Foi há 120 dias que o Inter deixou de ser uma alma penada a vagar por 2018. Naquele 12 de maio, um time improvisado conseguiu um improvável empate na Arena lotada, contra um Grêmio em alta — e ainda com Arthur. Reencarnou com um 0 a 0 defendido até o último acréscimo. E daquele sábado em diante, escalou a tabela. Atingiu quase 74% de aproveitamento desde então. Dos últimos 19 jogos, só saiu do campo sem pontuar uma vez. Chega ao clássico deste domingo, em casa, como primeiro lugar no Campeonato Brasileiro.
Se for analisada a perspectiva que havia no momento anterior, a equipe de Odair Hellmann já poderia comemorar: o grupo tem, na 24ª rodada, pontuação suficiente para se considerar livre do rebaixamento. Mais: com 14 jogos a menos, já somou mais pontos do que na última vez que disputou o Brasileirão, em 2016. Mais: antes do Gre-Nal do turno (no qual terminou com a melhor campanha de sua história), havia feito quatro pontos. Agora, vai para o clássico já tendo conquistado o dobro no returno. Mais: na projeção atual, só precisa de mais três vitórias para estar na Libertadores do ano que vem.

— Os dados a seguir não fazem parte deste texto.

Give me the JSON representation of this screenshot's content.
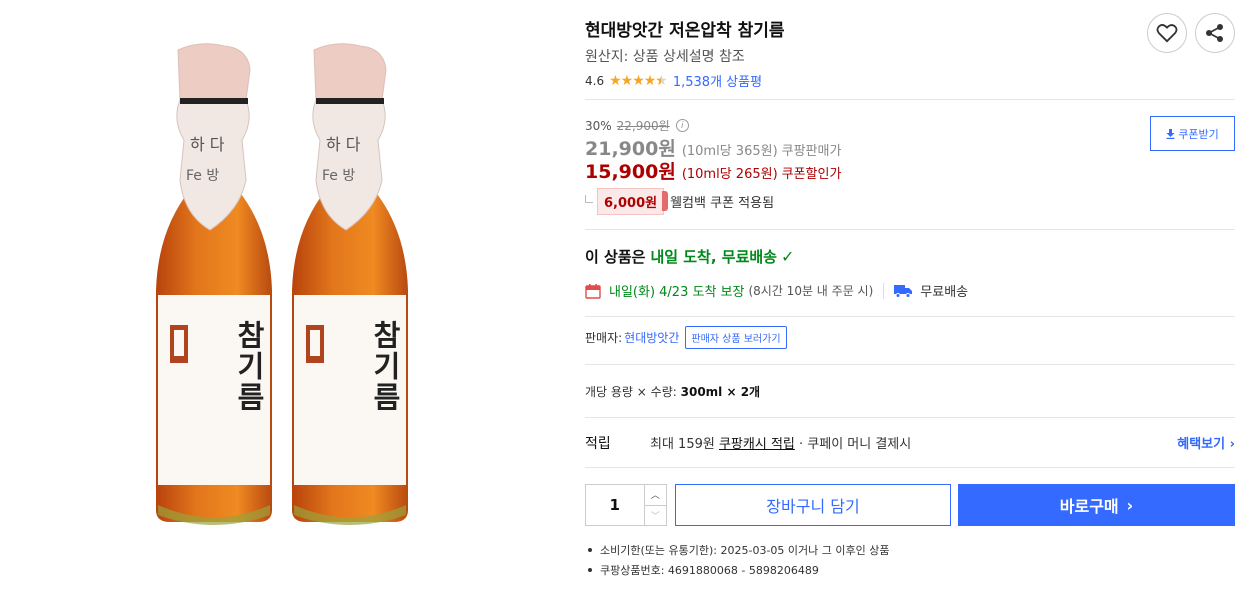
{
  "product": {
    "title": "현대방앗간 저온압착 참기름",
    "origin": "원산지: 상품 상세설명 참조",
    "rating_value": "4.6",
    "rating_stars": 4.5,
    "review_count": "1,538개 상품평",
    "image_label": "참기름"
  },
  "price": {
    "discount_rate": "30%",
    "original_price": "22,900원",
    "sale_price": "21,900원",
    "sale_unit": "(10ml당 365원)",
    "sale_label": "쿠팡판매가",
    "coupon_price": "15,900원",
    "coupon_unit": "(10ml당 265원)",
    "coupon_label": "쿠폰할인가",
    "coupon_button": "쿠폰받기",
    "cash_amount": "6,000원",
    "cash_text": "웰컴백 쿠폰 적용됨"
  },
  "delivery": {
    "head_prefix": "이 상품은",
    "head_green": "내일 도착, 무료배송",
    "arrival": "내일(화) 4/23 도착 보장",
    "arrival_note": "(8시간 10분 내 주문 시)",
    "free_shipping": "무료배송"
  },
  "seller": {
    "label": "판매자:",
    "name": "현대방앗간",
    "button": "판매자 상품 보러가기"
  },
  "option": {
    "label": "개당 용량 × 수량:",
    "value": "300ml × 2개"
  },
  "points": {
    "label": "적립",
    "prefix": "최대 159원",
    "link": "쿠팡캐시 적립",
    "suffix": " · 쿠페이 머니 결제시",
    "benefit": "혜택보기"
  },
  "purchase": {
    "quantity": "1",
    "cart": "장바구니 담기",
    "buy": "바로구매"
  },
  "notes": [
    "소비기한(또는 유통기한): 2025-03-05 이거나 그 이후인 상품",
    "쿠팡상품번호: 4691880068 - 5898206489"
  ],
  "colors": {
    "accent": "#346aff",
    "coupon_red": "#ae0000",
    "delivery_green": "#00891a",
    "star": "#f5a623"
  }
}
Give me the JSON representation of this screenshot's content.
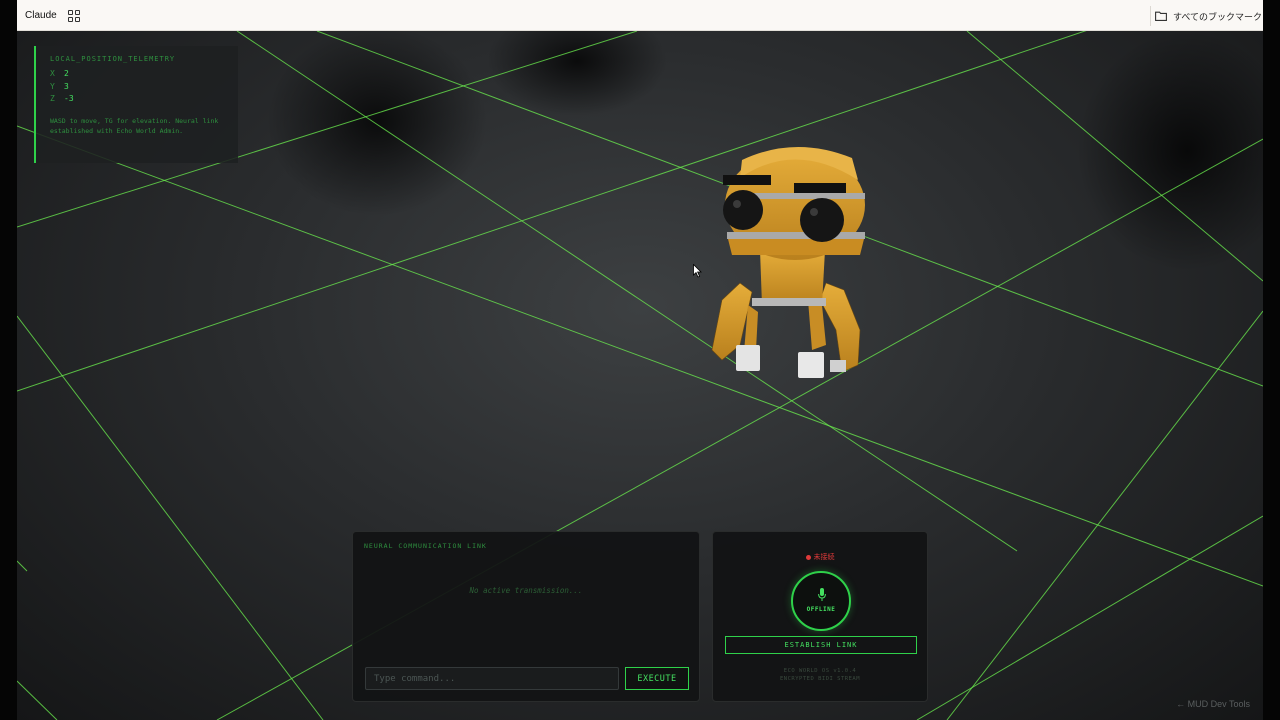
{
  "browser": {
    "tab_label": "Claude",
    "apps_icon": "apps-grid-icon",
    "bookmarks_label": "すべてのブックマーク",
    "bookmarks_icon": "folder-icon"
  },
  "telemetry": {
    "title": "LOCAL_POSITION_TELEMETRY",
    "x_label": "X",
    "x_value": "2",
    "y_label": "Y",
    "y_value": "3",
    "z_label": "Z",
    "z_value": "-3",
    "help": "WASD to move, TG for elevation. Neural link established with Echo World Admin."
  },
  "comm": {
    "title": "NEURAL COMMUNICATION LINK",
    "empty_text": "No active transmission...",
    "input_placeholder": "Type command...",
    "execute_label": "EXECUTE"
  },
  "voice": {
    "status_text": "未接続",
    "status_color": "#e03a3a",
    "mic_icon": "microphone-icon",
    "mic_label": "OFFLINE",
    "establish_label": "ESTABLISH LINK",
    "version_line1": "ECO WORLD OS v1.0.4",
    "version_line2": "ENCRYPTED BIDI STREAM"
  },
  "devtools_label": "← MUD Dev Tools",
  "colors": {
    "accent_green": "#2fd14a",
    "robot_gold": "#d69a2c",
    "grid_line": "#7cff5a"
  }
}
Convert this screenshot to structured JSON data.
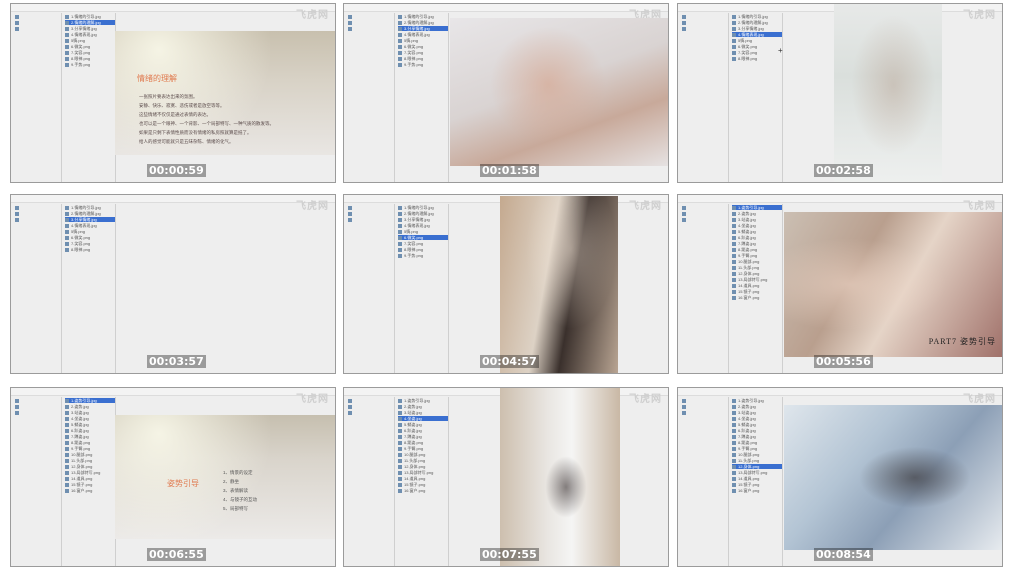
{
  "watermark": "飞虎网",
  "frames": [
    {
      "timestamp": "00:00:59",
      "tree": [
        "1.情绪的引导.jpg",
        "2.情绪的理解.jpg",
        "3.分享情绪.jpg",
        "4.情绪表现.jpg",
        "5情.png",
        "6.微笑.png",
        "7.笑容.png",
        "8.眼神.png",
        "9.手势.png"
      ],
      "slide": {
        "title": "情绪的理解",
        "lines": [
          "一张照片要表达出来的氛围。",
          "安静、快乐、寂寞、悲伤或者是放空等等。",
          "这些情绪不仅仅是通过表情的表达。",
          "也可以是一个眼神、一个背影、一个局部特写、一种气质的散发等。",
          "如果是只剩下表情性质而没有情绪的私房照就算是抵了。",
          "给人的感觉可能就只是五味杂陈、情绪的化气。"
        ]
      }
    },
    {
      "timestamp": "00:01:58",
      "tree": [
        "1.情绪的引导.jpg",
        "2.情绪的理解.jpg",
        "3.分享情绪.jpg",
        "4.情绪表现.jpg",
        "5情.png",
        "6.微笑.png",
        "7.笑容.png",
        "8.眼神.png",
        "9.手势.png"
      ]
    },
    {
      "timestamp": "00:02:58",
      "tree": [
        "1.情绪的引导.jpg",
        "2.情绪的理解.jpg",
        "3.分享情绪.jpg",
        "4.情绪表现.jpg",
        "5情.png",
        "6.微笑.png",
        "7.笑容.png",
        "8.眼神.png"
      ]
    },
    {
      "timestamp": "00:03:57",
      "tree": [
        "1.情绪的引导.jpg",
        "2.情绪的理解.jpg",
        "3.分享情绪.jpg",
        "4.情绪表现.jpg",
        "5情.png",
        "6.微笑.png",
        "7.笑容.png",
        "8.眼神.png"
      ]
    },
    {
      "timestamp": "00:04:57",
      "tree": [
        "1.情绪的引导.jpg",
        "2.情绪的理解.jpg",
        "3.分享情绪.jpg",
        "4.情绪表现.jpg",
        "5情.png",
        "6.微笑.png",
        "7.笑容.png",
        "8.眼神.png",
        "9.手势.png"
      ]
    },
    {
      "timestamp": "00:05:56",
      "tree": [
        "1.姿势引导.jpg",
        "2.姿势.jpg",
        "3.站姿.jpg",
        "4.坐姿.jpg",
        "5.躺姿.jpg",
        "6.趴姿.jpg",
        "7.蹲姿.jpg",
        "8.跪姿.png",
        "9.手臂.png",
        "10.腿部.png",
        "11.头部.png",
        "12.身体.png",
        "13.局部特写.png",
        "14.道具.png",
        "15.镜子.png",
        "16.窗户.png"
      ],
      "caption": "PART7 姿势引导"
    },
    {
      "timestamp": "00:06:55",
      "tree": [
        "1.姿势引导.jpg",
        "2.姿势.jpg",
        "3.站姿.jpg",
        "4.坐姿.jpg",
        "5.躺姿.jpg",
        "6.趴姿.jpg",
        "7.蹲姿.jpg",
        "8.跪姿.png",
        "9.手臂.png",
        "10.腿部.png",
        "11.头部.png",
        "12.身体.png",
        "13.局部特写.png",
        "14.道具.png",
        "15.镜子.png",
        "16.窗户.png"
      ],
      "slide": {
        "title": "姿势引导",
        "items": [
          "1、情景的设定",
          "2、静坐",
          "3、表情解读",
          "4、与镜子的互动",
          "5、局部特写"
        ]
      }
    },
    {
      "timestamp": "00:07:55",
      "tree": [
        "1.姿势引导.jpg",
        "2.姿势.jpg",
        "3.站姿.jpg",
        "4.坐姿.jpg",
        "5.躺姿.jpg",
        "6.趴姿.jpg",
        "7.蹲姿.jpg",
        "8.跪姿.png",
        "9.手臂.png",
        "10.腿部.png",
        "11.头部.png",
        "12.身体.png",
        "13.局部特写.png",
        "14.道具.png",
        "15.镜子.png",
        "16.窗户.png"
      ]
    },
    {
      "timestamp": "00:08:54",
      "tree": [
        "1.姿势引导.jpg",
        "2.姿势.jpg",
        "3.站姿.jpg",
        "4.坐姿.jpg",
        "5.躺姿.jpg",
        "6.趴姿.jpg",
        "7.蹲姿.jpg",
        "8.跪姿.png",
        "9.手臂.png",
        "10.腿部.png",
        "11.头部.png",
        "12.身体.png",
        "13.局部特写.png",
        "14.道具.png",
        "15.镜子.png",
        "16.窗户.png"
      ]
    }
  ],
  "colors": {
    "selection": "#3a6fd0",
    "slide_title": "#e07a4f",
    "frame_bg": "#eeeeee"
  }
}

Essa inversão de expectativas começou com aquele pontinho. Que, mais do que dar um traço a mais na tabela, desembarcou no Beira-Rio carregado de simbolismo.

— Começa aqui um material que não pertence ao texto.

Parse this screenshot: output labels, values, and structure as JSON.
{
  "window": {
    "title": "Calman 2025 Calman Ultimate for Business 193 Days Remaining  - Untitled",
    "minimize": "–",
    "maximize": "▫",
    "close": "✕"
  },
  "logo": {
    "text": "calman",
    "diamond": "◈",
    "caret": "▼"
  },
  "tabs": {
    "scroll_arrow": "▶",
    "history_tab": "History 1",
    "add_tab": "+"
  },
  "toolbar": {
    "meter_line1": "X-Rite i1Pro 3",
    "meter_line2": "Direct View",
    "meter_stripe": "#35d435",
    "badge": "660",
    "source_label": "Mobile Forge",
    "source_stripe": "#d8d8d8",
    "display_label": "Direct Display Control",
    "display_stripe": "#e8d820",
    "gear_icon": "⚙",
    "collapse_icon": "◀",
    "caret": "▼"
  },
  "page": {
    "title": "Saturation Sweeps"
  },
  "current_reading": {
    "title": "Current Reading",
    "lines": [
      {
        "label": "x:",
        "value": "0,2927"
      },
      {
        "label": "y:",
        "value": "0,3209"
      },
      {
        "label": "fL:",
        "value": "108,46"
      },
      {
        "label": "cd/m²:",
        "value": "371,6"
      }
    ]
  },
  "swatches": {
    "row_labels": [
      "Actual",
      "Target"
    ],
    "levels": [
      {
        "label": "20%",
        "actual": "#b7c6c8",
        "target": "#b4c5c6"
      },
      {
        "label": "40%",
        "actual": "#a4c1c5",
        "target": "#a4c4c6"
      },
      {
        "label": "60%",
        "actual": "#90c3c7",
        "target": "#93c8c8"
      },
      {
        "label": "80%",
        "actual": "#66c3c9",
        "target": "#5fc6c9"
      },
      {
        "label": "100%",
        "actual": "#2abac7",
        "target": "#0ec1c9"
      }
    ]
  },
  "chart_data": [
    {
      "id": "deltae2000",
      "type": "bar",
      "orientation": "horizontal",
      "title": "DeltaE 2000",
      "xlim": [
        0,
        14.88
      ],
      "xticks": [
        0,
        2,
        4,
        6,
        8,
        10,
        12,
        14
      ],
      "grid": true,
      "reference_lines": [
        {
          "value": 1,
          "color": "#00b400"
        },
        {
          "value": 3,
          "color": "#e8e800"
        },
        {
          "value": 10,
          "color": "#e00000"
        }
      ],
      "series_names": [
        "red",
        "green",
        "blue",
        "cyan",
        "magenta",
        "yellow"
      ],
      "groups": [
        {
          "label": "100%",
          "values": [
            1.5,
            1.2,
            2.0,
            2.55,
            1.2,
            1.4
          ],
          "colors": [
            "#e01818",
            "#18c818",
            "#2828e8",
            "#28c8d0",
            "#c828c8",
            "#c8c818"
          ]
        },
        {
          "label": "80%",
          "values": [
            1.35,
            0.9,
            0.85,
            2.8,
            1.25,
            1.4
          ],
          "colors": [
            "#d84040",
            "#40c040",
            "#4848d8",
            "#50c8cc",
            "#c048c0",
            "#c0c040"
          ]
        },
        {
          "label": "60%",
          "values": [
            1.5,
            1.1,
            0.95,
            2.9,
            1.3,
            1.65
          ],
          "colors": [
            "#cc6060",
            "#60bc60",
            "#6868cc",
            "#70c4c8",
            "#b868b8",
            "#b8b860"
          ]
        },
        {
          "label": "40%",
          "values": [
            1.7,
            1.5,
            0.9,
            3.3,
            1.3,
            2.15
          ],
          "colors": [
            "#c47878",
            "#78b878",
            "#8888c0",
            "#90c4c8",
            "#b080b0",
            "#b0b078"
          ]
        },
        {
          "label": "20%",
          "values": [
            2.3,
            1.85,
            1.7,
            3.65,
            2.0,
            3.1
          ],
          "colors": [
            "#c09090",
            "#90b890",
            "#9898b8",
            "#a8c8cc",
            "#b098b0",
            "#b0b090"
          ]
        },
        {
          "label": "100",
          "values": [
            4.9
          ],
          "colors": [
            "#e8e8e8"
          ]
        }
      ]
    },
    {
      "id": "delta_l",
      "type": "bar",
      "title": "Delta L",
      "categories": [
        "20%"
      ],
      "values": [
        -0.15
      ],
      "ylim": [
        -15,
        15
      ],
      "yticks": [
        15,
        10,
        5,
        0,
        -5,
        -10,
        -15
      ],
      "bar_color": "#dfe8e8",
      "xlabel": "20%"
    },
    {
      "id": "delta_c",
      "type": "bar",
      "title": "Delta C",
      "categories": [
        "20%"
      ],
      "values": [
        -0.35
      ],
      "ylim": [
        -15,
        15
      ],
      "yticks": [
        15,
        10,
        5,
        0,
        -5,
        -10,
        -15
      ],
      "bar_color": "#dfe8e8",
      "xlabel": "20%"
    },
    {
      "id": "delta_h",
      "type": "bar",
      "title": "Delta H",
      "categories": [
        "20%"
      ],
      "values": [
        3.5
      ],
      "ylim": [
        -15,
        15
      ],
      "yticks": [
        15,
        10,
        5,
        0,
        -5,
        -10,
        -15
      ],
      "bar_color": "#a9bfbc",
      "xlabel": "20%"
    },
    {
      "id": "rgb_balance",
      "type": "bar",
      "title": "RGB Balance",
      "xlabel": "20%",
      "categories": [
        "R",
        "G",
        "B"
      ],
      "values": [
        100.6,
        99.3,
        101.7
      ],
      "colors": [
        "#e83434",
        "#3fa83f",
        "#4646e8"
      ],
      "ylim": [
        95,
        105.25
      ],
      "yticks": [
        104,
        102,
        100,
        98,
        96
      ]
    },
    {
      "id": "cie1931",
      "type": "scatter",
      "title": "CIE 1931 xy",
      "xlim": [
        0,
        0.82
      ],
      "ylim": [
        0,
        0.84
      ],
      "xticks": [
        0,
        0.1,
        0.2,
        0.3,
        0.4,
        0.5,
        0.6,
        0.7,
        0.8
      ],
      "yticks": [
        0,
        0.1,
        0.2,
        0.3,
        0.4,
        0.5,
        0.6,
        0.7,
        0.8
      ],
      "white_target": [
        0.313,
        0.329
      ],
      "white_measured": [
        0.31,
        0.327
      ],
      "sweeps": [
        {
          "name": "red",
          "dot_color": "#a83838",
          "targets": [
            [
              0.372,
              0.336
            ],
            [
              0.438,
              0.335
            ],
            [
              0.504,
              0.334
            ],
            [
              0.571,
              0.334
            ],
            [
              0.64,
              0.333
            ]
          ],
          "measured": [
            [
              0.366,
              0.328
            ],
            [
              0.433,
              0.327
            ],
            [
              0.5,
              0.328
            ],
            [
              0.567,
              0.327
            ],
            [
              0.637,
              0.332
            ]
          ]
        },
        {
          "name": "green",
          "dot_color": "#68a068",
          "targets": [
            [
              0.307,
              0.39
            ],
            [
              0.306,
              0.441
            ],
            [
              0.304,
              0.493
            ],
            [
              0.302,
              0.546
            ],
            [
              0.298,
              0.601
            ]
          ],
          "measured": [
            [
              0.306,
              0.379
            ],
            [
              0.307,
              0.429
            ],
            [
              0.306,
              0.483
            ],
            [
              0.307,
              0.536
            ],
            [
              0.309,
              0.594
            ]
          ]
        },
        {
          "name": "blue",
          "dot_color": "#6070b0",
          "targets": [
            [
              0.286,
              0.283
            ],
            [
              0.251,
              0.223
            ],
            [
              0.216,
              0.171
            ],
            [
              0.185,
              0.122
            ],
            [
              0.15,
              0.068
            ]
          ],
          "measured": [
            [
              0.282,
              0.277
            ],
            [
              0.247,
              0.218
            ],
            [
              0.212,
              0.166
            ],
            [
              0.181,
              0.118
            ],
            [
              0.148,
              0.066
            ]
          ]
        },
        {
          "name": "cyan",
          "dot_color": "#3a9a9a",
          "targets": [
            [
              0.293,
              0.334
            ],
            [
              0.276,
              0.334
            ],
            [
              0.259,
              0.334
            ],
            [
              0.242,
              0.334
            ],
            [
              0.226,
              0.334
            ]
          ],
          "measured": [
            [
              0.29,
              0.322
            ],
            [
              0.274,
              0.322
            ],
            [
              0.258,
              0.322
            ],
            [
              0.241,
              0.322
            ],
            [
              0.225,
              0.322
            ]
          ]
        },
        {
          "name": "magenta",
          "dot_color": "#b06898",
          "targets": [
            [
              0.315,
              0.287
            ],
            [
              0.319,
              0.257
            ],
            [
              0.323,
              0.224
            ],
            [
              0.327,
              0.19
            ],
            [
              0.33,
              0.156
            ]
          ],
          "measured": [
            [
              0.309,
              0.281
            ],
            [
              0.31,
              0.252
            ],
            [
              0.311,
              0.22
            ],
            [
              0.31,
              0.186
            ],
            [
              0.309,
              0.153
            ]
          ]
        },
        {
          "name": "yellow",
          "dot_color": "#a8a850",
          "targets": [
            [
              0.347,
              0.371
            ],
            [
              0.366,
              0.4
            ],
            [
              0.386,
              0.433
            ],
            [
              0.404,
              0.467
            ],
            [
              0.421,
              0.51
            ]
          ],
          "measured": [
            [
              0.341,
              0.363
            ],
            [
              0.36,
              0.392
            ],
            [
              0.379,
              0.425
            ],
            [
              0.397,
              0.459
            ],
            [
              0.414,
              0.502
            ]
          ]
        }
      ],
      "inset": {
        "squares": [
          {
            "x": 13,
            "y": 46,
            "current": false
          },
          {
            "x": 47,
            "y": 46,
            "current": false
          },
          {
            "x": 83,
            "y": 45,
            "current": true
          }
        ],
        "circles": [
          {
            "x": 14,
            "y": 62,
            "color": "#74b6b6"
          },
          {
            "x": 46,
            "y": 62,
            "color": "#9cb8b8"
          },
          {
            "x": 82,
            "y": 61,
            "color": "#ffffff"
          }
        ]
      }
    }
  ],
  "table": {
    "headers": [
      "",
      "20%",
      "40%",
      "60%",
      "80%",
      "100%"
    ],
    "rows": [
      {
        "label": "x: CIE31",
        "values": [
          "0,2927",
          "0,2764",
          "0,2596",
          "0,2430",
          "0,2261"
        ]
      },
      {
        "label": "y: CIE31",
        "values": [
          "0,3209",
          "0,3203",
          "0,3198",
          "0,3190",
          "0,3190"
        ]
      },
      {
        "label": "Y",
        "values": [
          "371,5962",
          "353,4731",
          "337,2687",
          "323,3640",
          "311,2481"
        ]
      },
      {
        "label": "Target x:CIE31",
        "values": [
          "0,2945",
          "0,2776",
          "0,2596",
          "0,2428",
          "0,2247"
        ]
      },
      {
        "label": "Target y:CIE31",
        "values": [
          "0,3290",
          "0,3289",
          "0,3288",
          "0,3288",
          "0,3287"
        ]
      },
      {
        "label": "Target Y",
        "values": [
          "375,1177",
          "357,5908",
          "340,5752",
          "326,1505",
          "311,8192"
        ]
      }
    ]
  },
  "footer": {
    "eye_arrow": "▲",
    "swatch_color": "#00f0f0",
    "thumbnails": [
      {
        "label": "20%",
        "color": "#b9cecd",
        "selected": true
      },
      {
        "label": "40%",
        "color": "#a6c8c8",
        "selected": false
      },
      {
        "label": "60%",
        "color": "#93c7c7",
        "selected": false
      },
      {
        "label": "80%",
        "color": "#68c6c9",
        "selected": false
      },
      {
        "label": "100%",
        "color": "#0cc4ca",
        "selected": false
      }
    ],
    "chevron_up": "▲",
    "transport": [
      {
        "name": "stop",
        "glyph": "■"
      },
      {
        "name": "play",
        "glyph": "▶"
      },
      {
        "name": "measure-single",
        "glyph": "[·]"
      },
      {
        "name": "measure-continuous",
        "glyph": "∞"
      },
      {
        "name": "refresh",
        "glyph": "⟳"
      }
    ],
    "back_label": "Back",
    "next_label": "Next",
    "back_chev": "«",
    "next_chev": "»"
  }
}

Odair Hellmann, por exemplo, estava perto de ter encerrada sua experiência como treinador do time principal do Inter — cargo ao qual havia ascendido no final de 2017. Por isso, para aquele clássico, armou uma equipe emergencial, fechada e defensiva. Aquele Gre-Nal marcou o novo momento de D'Alessandro. Uma inusitada lesão ocorrida em treino fechado tirou-o do jogo, do time, e também da braçadeira de capitão. E o relegou à reserva. O argentino, um dos maiores personagens do clássico, maior ídolo da torcida, reconheceu a mudança: sua realidade, agora, é mudar partidas, entrando no segundo tempo. Fora de campo, havia outros elementos naquela segunda semana de maio que mudaram o vestiário colorado. As ameaças ao vice de futebol Roberto Melo, com pichações e vandalismo em seu prédio, mais faixas de protesto dependuradas pelas ruas, atingiram todo o elenco. E o Inter se fechou por uma reação. Ficou enfurnado no resort Vila Ventura, em Viamão, e de lá só saiu para a Arena.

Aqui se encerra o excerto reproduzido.